Par Roger CADIERGUES le 04 Juillet 2019
Il est probable que les lignes qui vont suivre choqueront quelques lecteurs. Elles tendent, en effet, à démontrer que plus nous allons moins le chauffage solaire est rentable. A vous de voir …
Il faut manifestement nous expliquer …
Reprenez tous simplement la formule de calcul des besoins nets en chauffage,
formule donnée la semaine précédente :
BesoinsNets = BesoinsBruts - (RendementDeRécupération x ApportsGratuits)

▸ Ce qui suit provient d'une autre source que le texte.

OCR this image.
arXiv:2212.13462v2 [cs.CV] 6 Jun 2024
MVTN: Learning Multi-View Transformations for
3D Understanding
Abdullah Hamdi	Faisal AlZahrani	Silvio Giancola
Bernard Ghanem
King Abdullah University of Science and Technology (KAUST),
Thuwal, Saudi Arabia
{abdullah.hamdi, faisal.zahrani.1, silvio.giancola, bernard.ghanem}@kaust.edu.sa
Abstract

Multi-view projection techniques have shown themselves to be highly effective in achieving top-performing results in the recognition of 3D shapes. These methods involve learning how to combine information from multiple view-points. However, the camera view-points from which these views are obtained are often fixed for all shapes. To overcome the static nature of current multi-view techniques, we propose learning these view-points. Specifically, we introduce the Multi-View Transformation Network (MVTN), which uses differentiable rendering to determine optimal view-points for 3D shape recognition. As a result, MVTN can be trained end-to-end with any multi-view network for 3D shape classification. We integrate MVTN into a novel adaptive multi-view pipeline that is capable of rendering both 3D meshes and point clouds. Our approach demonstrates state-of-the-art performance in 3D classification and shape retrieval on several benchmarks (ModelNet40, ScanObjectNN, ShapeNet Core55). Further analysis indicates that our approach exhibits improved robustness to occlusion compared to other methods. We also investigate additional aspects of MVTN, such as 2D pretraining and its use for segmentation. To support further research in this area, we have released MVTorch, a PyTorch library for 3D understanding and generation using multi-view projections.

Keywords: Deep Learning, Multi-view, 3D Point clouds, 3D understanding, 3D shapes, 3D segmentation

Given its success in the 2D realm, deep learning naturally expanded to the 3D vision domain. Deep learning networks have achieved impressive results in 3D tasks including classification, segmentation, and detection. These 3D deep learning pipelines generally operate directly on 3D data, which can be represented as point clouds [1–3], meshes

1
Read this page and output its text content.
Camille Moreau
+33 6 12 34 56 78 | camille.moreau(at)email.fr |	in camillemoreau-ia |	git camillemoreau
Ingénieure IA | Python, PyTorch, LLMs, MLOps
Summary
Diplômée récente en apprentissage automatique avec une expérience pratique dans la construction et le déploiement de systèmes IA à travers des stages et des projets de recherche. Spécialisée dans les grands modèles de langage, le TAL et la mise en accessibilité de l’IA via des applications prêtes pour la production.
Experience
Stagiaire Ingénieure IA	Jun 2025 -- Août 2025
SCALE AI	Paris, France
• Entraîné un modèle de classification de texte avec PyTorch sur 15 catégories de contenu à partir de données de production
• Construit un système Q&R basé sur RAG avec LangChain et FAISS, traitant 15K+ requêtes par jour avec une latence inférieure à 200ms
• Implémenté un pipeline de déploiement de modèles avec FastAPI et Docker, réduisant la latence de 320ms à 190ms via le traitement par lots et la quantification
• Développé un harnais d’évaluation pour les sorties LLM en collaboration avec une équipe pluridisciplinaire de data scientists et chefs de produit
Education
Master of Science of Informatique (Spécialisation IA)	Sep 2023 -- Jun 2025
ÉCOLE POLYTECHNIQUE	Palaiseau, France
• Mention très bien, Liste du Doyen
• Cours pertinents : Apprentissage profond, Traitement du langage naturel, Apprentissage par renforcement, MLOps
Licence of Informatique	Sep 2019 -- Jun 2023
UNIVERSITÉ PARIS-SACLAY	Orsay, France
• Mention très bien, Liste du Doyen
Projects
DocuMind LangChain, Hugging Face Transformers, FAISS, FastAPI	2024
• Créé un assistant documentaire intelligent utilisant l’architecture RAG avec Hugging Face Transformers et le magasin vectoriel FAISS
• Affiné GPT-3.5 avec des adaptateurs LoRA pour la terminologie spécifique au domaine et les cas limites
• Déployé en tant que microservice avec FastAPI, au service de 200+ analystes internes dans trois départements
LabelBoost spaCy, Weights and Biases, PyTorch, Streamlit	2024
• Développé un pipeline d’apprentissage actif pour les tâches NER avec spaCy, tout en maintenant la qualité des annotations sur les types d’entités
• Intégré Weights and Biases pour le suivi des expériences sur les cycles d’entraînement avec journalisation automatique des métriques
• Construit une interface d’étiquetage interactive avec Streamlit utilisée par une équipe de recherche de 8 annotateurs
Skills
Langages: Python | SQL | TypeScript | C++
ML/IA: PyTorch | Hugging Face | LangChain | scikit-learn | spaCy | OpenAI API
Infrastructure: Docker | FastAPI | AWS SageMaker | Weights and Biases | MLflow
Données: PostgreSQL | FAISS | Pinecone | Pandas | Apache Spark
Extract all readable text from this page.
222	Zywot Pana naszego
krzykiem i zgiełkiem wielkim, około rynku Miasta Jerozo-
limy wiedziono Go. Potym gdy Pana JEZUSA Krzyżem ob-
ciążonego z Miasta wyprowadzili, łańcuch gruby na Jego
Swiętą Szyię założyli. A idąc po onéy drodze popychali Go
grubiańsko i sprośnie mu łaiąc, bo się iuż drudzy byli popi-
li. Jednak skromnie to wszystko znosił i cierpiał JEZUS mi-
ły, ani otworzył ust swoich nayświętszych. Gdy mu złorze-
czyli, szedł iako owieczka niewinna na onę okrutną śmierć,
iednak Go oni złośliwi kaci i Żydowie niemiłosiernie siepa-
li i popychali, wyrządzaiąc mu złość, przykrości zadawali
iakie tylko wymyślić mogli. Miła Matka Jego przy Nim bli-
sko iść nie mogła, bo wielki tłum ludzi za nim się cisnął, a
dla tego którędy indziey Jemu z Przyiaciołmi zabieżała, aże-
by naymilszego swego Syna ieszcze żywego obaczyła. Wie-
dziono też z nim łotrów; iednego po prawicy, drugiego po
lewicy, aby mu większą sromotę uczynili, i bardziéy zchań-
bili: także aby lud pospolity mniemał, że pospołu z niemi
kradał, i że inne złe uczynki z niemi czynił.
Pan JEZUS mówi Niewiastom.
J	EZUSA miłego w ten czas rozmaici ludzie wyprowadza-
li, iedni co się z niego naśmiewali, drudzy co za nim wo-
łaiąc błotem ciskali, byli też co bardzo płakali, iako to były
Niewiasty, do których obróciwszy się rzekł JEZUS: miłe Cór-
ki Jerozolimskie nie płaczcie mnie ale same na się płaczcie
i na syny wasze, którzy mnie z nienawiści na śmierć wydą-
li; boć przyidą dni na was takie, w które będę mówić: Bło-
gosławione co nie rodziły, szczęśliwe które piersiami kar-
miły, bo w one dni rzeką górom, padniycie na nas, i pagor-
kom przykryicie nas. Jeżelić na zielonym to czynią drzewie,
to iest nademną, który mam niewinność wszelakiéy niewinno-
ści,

Quand vous analysez les simulations de fonctionnement vous constatez que les
apports solaires venant de capteurs peuvent être valablement considérés
comme des apports gratuits. Dans ces conditions il est bien évident que
ces apports solaires (par capteurs ou non) seront d'autant mieux utilisés
que le rendement de récupération est élevé. Tout
repose donc sur ce rendement.
Quelles en sont les conséquences ?
Essayons de voir ce qui influence le rendement de récupération des chaleurs gratuites. C'est pour l'essentiel le poids de ces chaleurs gratuites, c'est-à-dire leur rapport aux besoins bruts. Dès qu'en ordre de grandeur ce poids ne dépasse pas 0,5 le rendement de récupération est très proche de 1. Mais, au-delà, plus le poids des chaleurs gratuites augmente plus le rendement de récupération s'affaiblit. En voici la conséquence. A un moment où tous nos efforts portent - grâce aux réglementations RT progressives - sur la réduction des besoins bruts par amélioration poussée de l'isolation thermique, nous dérentabilisons de plus en plus le chauffage solaire. En effet, pour des apports donnés, plus l'isolation est forte plus le poids des apports solaires est important, et plus leur récupération est finalement faible. Avec des bâtiments très bien isolés il n'est pas rare que le taux de récupération des apports solaires (capteurs compris) soit si faible qu'il ne dépasse pas 10%. C'est (quand on simule) facile à comprendre : une très grande partie des apports solaires venant des capteurs ne servent qu'à des surchauffes inutiles. Plus on augmente l'apport des capteurs plus le taux de récupération diminue. J'en suis désolé pour les défenseurs acharnés du chauffage solaire, mais là est la véritable difficulté.
Est-ce sans remède ?
Quand, il y a une trentaine d'années, nous tentions, en particulier à Marseille avec l'ESIM, de développer le chauffage solaire (par panneaux basse température) les conditions étaient nettement plus favorables. Elles étaient pourtant fréquemment insuffisantes. La situation n'a pas évolué dans le bon sens. Sans un stockage efficace et d'un coût modéré, le chauffage solaire est probablement condamné à connaître des résultats médiocres. Pire même, des résultats en décroissance avec le temps.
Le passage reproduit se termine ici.